The incident flared into a verbal confrontation on the second floor of the courthouse, in full view of other members of the public, as the bikies argued that they were only there together to appear in the trial.

Police responded that the bikies were gathered in a public place, which is now illegal.

The bikies then dispersed.

Tony Jardine leaves Maroochydore courthouse.
Tony Jardine leaves Maroochydore courthouse.

Attorney-General Jarrod Bleijie said the Government made no apologies for its tough stance.

"Criminal motorcycle gangs use their numbers to intimidate others," he said.

The bikies were at the court to give evidence on behalf of the Rebels Motorcycle Club Sunshine Coast chapter, which was charged with exposing liquor for sale without a licence.

>> ALLEGED BIKIE SET FREE AGAIN TO DO 'CHARITY WORK'

Mr Jardine authorised a guilty plea on behalf of the club.

The court heard police had raided the club's Kunda Park clubhouse on May 14 and seized a number of items, including considerable quantities of beer, spirits and flavoured mixers, drinks cards, hole punches, a liquor purchase receipt and more.

Prosecutor Sgt Rick Pallister said few people were at the premises at the time, the club was not open to the public, nobody was at the door selling tickets and no signs promoting alcohol sales could be seen.

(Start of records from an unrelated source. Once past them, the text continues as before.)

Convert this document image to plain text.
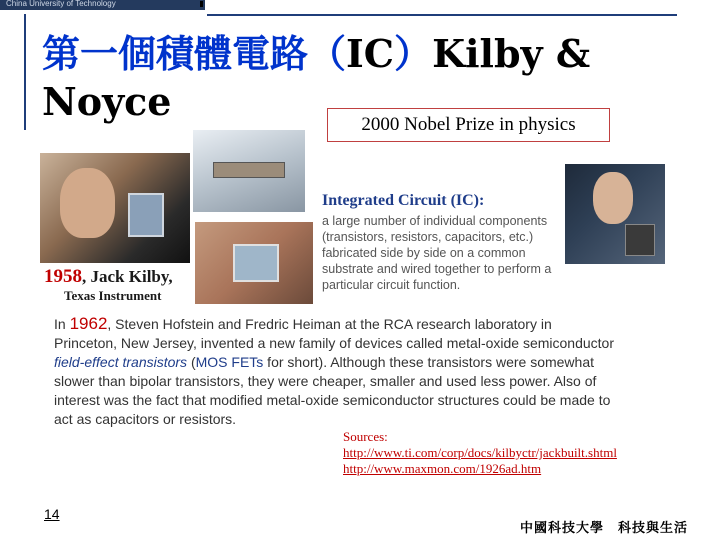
China University of Technology
第一個積體電路（IC）Kilby &
Noyce
2000 Nobel Prize in physics
1958, Jack Kilby,
Texas Instrument
Integrated Circuit (IC):
a large number of individual components
(transistors, resistors, capacitors, etc.)
fabricated side by side on a common
substrate and wired together to perform a
particular circuit function.
In 1962, Steven Hofstein and Fredric Heiman at the RCA research laboratory in
Princeton, New Jersey, invented a new family of devices called metal-oxide semiconductor
field-effect transistors (MOS FETs for short). Although these transistors were somewhat
slower than bipolar transistors, they were cheaper, smaller and used less power. Also of
interest was the fact that modified metal-oxide semiconductor structures could be made to
act as capacitors or resistors.
Sources:
http://www.ti.com/corp/docs/kilbyctr/jackbuilt.shtml
http://www.maxmon.com/1926ad.htm
14
中國科技大學　科技與生活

However, he said liquor laws were designed to ensure public safety, and the absence of a licence meant the club avoided usual legislative requirements.

Magistrate Bernadette Callaghan described the offending as being at the "lower end of the scale".

She noted that political parties, fishing clubs and football clubs, for example, also held similar drinks events.

Ms Callaghan fined the club $2000 and ordered the seized items be returned.